As you can probably guess, this is a very complex set of possibilities, so we didn’t try to examine all of them. Our first simplification was to connect every switch and oscillator to every other switch and oscillator, which isn’t particularly realistic, but frees us from worrying about how the network is “wired”. We made some other simplifying assumptions that I won’t catalog here, but which would need to be looked at if we want to examine many specific applications. We were mostly interested in studying the general features of our theory, which should occur even when our assumptions are relaxed.

Our model was programmed into a computer, and run multiple times to make sure everything is repeatable. (Depending on how many network components we included, this process could take several days, even on a fairly powerful computer!) The switches and oscillators were started in a random configuration, so that a particular switch might be “on” or “off” and the phase of an oscillator could be in any part of the cycle. Over time, the interactions produced four basic types of behavior, depending on the strength of the various coupling parameters:

1. all switches turn on and stay on, while oscillators synchronize;
2. switches turn off and stay off, while oscillators freeze out: they stop cycling and stay at some phase forever;
3. switches flip on and off periodically in synchrony with the oscillators; or
4. things begin to synchronize as in #3, but after some time the oscillators freeze out and switches turn off.

(Links above go to AVI animations for each case.) We didn’t allow the system’s parameters to change during the simulation, so if the state of the system settled into behavior #1, it wouldn’t transition to #2.

Probably the most interesting result was #3, where the switches acted like oscillators and the whole network acted in synchrony. This never happens when switches are alone in the system! Even this behavior can be fragile, since if the oscillators’ natural frequency is too high, the switches don’t have time to react to the change and die off, like #2. In addition, if the natural frequency is too low, the switches will tend to turn on and stay on, as in #1. Hopefully you can see how this might apply to (for example) biological systems: if the metabolic parameters are at their proper values, cycles of production of proteins for cell division happen as they should, and everything is synchronized. If things are out of place, however, runaway cell division could happen (cancer) or at the other extreme, cell death could result. In computers, oscillators and switches control communication between the various parts of the system, and if all is working, everything is efficient.

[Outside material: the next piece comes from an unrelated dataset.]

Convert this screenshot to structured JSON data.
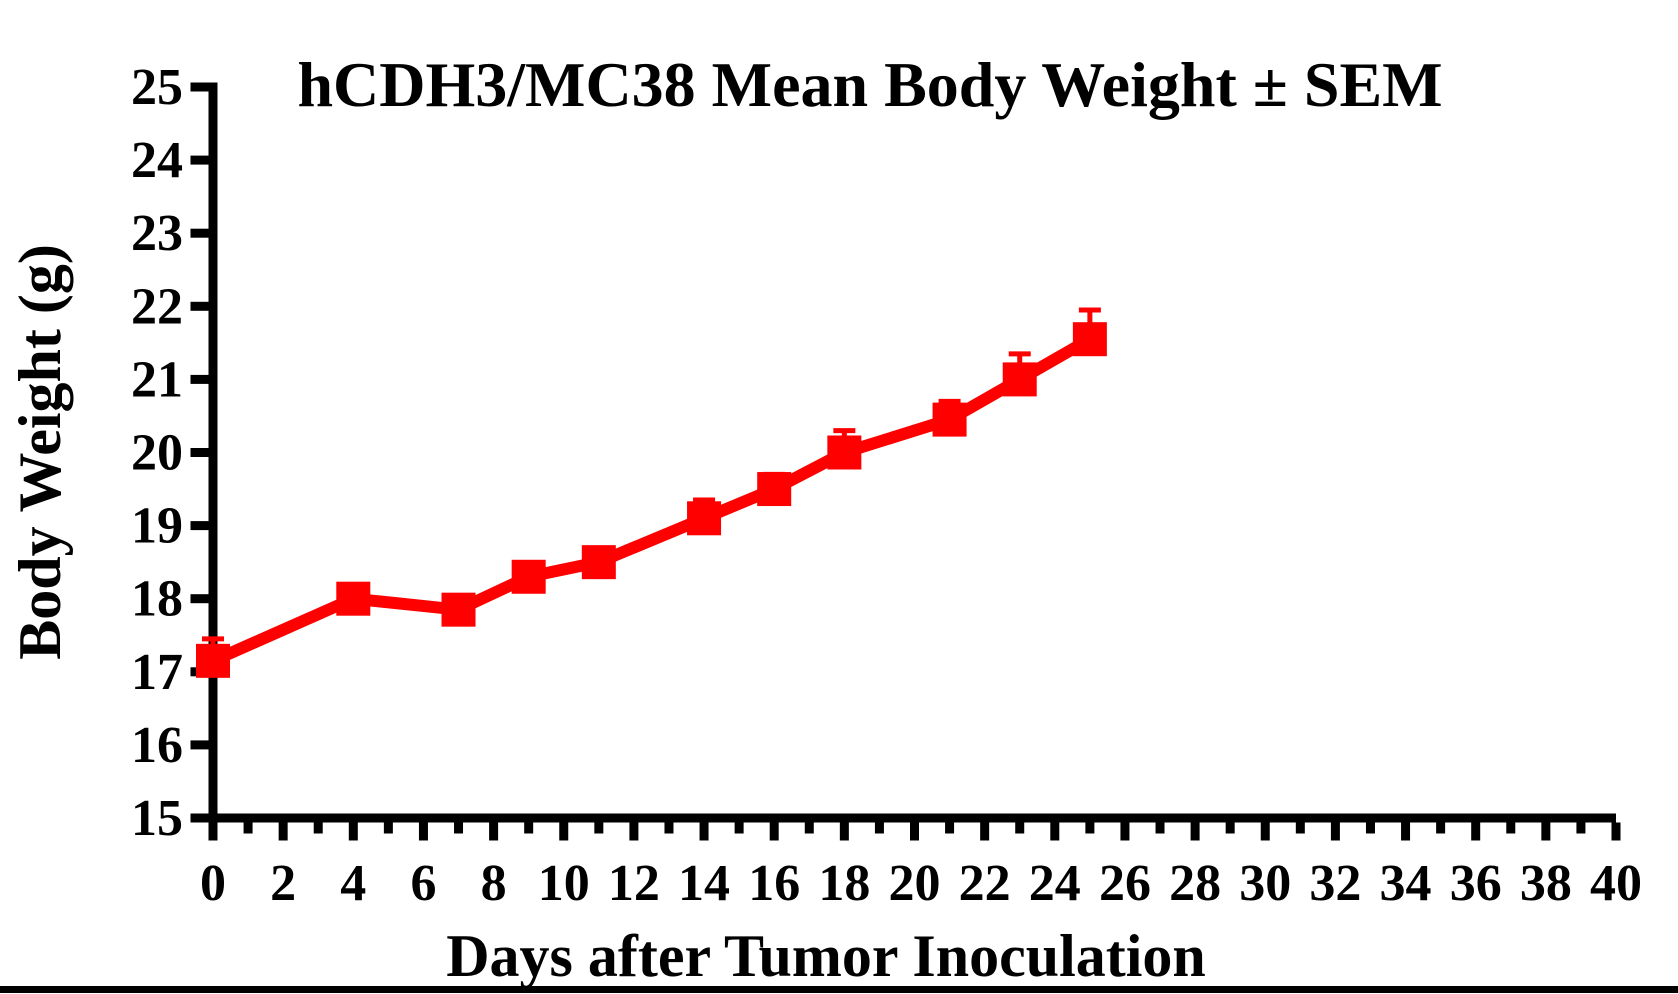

I’m not claiming our theory as it stands is a perfect model for cancer or any other specific system, because it’s not. However, we’ve shown in principle that a network composed of two very different types of components can give rise to behavior not present in systems that have only switch-like or oscillator-like components. Also, Elana’s group performed some simple experiments on yeast, looking at how the cells divided under certain conditions, with and without external signals, and found that our model gives the same sorts of behaviors–without anything that looks precisely like a switch or oscillator, or even a “network” in the electrical sense.

The power of a theory often lies in how well it can cope with diverse phenomena in nature. You can easily come up with an idea that works for one particular example, but has no explanatory power or use outside that example. A hallmark of pseudoscience is the appeal to special cases: models that work only in limited applications, “just-so” stories, and so forth. If Elana’s and my model is to be truly useful, it must continue to be extended and tested against real-world data. We hope this taste has given you an idea of why we think it’s exciting and worth looking at in more detail.